Quelques citations, pour donner un avant goût de la lecture

Introduction

Partage de la valeur ajoutée, l’argent est là, il suffit de le prendre…

Quand on veut, on peut…

Ne rêve pas… Ce n’est pas en travaillant plus longtemps que tu deviendras riche !

Si l’on vit plus longtemps, c’est que l’on arrête plus tôt de travailler

Le recul de l’âge l’égal de départ à la retraite n’est pas justifié par l’augmentation de l’espérance de vie !
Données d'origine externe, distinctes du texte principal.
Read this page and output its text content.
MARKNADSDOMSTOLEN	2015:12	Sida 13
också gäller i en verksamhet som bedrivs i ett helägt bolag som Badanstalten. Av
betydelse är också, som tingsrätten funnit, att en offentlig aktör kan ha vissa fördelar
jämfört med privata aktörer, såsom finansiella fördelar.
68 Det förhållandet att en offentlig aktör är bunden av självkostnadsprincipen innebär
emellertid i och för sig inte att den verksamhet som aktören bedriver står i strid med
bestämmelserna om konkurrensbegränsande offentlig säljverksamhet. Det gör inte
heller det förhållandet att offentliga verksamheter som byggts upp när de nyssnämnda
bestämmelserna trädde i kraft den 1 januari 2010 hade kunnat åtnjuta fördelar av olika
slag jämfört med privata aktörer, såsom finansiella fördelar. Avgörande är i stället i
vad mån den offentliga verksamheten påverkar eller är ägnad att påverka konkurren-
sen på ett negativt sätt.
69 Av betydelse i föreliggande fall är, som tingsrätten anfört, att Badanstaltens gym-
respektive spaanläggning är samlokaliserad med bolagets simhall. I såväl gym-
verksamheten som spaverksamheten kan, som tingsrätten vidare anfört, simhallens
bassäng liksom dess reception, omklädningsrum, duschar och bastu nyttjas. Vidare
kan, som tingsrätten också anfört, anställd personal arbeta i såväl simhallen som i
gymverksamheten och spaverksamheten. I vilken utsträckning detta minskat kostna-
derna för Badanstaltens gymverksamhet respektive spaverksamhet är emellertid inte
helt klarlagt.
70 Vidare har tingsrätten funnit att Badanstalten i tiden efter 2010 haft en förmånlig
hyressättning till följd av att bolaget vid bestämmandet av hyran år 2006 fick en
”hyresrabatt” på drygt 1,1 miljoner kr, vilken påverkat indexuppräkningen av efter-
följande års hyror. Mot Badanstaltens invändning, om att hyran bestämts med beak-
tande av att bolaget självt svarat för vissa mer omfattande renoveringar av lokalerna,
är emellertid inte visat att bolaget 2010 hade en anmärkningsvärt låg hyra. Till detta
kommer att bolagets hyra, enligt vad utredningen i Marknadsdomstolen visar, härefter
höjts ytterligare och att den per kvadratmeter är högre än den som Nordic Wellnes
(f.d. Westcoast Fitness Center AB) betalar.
L’Europe veut mettre ses peuples au boulot…

Travailler après 60 ans ? Pourquoi faire ?

Conclusion

Quelques citations, pour donner un avant goût de la lecture :



Quelques vérités sur les retraites

Un document édité par la Confédération Générale du Temps Libéré grâce aux chiffres du COR.

CORCGTL2

Introduction

Sécurité Sociale, Retraites, Congés Payés…
Ces conquêtes sociales, qui trouvent leurs origines dans les grèves de 1936, et dans le programme du Conseil National de la Résistance, ont permis d’adoucir notre servitude salariée.
Mais, depuis 30 ans, les maîtres du capital, comptant sur notre passivité et notre désunion, ont engagé une vaste contre-offensive.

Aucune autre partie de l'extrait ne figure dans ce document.